Rhume : Pourquoi la pseudoéphédrine requiert-elle maintenant une ordonnance stricte ?

Image d'illustration. Rhume mouchoirADN
Dès le 11 décembre 2024, l'achat de huit médicaments contre le rhume sera réglementé en pharmacie en raison d'une molécule potentiellement nocive pour la santé. Quels seront les impacts de cette décision sur votre quotidien ?
Tl;dr
- À partir du 11 décembre 2024, certains médicaments anti-rhume ne seront plus vendus librement en pharmacie.
- La pseudoéphédrine, présente dans ces médicaments, présente des risques pour la santé.
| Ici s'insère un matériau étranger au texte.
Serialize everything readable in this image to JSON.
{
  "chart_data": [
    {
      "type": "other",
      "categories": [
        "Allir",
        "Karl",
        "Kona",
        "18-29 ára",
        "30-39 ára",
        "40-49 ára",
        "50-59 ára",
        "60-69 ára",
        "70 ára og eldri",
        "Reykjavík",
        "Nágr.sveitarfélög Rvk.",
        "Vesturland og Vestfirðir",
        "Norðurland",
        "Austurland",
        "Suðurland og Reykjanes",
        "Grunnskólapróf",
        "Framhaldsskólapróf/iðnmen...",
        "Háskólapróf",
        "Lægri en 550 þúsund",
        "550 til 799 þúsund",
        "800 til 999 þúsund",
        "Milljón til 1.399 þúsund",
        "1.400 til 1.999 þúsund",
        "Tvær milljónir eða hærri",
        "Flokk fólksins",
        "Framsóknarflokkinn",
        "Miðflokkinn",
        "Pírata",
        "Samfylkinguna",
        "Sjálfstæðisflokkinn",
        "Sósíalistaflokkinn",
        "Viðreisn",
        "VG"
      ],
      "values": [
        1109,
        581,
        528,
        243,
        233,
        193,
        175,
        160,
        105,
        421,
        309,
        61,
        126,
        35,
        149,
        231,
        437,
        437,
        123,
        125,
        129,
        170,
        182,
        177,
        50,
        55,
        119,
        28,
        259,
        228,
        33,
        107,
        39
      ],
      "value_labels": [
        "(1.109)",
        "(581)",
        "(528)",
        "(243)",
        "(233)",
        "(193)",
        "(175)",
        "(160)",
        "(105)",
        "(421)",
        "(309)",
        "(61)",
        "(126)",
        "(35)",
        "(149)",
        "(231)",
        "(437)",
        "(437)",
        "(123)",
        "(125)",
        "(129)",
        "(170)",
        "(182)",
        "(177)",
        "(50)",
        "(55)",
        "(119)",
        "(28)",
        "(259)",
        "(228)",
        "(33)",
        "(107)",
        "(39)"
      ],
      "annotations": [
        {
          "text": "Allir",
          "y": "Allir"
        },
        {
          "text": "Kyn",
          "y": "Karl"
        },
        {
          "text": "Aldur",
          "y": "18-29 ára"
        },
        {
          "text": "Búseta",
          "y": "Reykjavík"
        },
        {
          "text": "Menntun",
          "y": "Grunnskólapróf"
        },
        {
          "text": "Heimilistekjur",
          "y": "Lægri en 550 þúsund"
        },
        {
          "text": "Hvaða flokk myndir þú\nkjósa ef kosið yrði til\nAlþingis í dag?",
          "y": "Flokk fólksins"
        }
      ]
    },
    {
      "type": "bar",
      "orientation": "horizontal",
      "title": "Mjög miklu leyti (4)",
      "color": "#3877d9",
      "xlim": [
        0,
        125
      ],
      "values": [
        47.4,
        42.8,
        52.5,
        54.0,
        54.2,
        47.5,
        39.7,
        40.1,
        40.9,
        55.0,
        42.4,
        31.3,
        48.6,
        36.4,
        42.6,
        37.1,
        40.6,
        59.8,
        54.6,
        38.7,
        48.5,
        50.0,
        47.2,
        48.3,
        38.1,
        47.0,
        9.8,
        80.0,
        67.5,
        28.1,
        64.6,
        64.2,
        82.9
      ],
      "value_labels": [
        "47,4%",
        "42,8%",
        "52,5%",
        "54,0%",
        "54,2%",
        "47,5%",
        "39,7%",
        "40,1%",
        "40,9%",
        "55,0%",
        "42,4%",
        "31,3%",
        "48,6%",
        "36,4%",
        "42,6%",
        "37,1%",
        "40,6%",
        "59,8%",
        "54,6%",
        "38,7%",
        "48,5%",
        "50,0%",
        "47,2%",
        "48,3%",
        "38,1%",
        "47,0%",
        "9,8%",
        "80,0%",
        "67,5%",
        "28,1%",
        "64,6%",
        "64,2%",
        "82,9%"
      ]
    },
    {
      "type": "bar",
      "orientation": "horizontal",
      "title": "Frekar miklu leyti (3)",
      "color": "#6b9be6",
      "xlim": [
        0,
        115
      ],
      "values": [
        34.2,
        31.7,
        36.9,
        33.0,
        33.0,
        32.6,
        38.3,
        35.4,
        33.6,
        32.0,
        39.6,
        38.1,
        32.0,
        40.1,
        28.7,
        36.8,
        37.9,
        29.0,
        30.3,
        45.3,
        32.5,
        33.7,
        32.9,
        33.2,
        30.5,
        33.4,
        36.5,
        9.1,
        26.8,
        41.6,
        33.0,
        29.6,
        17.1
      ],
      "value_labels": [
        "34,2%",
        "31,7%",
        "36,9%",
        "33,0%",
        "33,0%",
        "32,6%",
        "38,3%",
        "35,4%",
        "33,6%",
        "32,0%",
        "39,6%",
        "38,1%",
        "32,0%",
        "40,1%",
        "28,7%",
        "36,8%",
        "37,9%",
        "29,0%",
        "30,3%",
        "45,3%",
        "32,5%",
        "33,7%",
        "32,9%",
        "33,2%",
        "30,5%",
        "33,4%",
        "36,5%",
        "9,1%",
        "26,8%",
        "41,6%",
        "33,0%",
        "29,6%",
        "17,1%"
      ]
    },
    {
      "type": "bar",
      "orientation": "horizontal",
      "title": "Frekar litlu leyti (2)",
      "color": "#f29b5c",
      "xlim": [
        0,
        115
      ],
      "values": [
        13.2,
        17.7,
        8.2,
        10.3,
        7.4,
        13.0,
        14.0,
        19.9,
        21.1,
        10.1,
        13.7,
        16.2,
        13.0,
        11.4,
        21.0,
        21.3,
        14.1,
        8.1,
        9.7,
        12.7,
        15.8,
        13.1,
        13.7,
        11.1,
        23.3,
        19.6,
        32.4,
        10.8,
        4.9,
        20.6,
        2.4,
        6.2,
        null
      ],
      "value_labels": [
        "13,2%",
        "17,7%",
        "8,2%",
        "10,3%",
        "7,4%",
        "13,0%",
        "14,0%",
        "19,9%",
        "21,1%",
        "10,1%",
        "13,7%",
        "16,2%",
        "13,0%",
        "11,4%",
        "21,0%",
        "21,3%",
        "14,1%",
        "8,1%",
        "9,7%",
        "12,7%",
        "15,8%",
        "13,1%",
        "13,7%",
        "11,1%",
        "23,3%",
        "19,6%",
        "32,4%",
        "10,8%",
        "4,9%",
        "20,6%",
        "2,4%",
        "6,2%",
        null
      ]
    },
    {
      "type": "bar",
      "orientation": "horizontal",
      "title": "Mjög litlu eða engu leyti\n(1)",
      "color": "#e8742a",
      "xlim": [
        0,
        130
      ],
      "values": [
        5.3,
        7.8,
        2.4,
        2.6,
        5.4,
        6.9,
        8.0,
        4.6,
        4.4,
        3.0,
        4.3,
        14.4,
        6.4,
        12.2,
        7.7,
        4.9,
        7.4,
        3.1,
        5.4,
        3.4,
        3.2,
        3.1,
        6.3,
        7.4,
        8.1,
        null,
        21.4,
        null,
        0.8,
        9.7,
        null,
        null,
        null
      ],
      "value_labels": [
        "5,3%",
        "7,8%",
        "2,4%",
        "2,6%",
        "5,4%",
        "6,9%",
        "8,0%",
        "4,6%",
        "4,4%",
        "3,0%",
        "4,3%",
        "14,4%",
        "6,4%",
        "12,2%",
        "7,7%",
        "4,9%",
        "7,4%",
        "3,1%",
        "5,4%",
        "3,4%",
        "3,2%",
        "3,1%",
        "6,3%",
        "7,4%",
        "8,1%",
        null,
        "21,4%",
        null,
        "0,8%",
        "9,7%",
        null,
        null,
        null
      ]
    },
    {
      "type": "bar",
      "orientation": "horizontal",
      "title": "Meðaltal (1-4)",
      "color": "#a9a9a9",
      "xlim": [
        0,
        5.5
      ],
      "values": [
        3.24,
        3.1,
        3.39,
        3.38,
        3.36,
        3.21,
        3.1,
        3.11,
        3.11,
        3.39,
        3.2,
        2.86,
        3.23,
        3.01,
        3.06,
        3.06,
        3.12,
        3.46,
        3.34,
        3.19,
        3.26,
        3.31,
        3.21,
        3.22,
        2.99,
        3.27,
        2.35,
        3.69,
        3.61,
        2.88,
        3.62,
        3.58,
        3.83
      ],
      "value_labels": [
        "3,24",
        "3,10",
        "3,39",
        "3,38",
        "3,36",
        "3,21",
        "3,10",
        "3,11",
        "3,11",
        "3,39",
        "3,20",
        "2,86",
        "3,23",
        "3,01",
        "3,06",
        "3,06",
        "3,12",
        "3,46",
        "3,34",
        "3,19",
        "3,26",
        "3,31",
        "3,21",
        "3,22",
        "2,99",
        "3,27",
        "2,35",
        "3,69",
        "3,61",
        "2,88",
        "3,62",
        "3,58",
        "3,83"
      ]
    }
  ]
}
- Des effets secondaires graves ont été confirmés, justifiant cette interdiction.
Des médicaments anti-rhume sous surveillance
À compter du 11 décembre 2024, certains médicaments destinés à soigner le rhume ne seront plus librement accessibles en pharmacie. L’Agence nationale de sécurité du médicament (ANSM) a annoncé cette mesure de précaution, motivée par les risques potentiels pour la santé liés à la présence de pseudoéphédrine dans ces médicaments.
Les marques concernées sont : Actifed Rhume, Actifed Rhume jour et nuit, Dolirhume Paracétamol et Pseudoéphédrine, Dolirhumepro Paracétamol Pseudoéphédrine et Doxylamine, Humex Rhume, Nurofen Rhume, Rhinadvil Rhume Ibuprofène/Pseudoéphédrine, mais aussi Rhinadvilcaps Rhume Ibuprofène/Pseudoéphédrine
La pseudoéphédrine : une molécule à double tranchant
La pseudoéphédrine, molécule présente dans ces médicaments, est un vasoconstricteur, selon le dictionnaire médical Vidal. Autrement dit, elle rétrécit les vaisseaux sanguins, soulageant ainsi le gonflement nasal caractéristique du rhume.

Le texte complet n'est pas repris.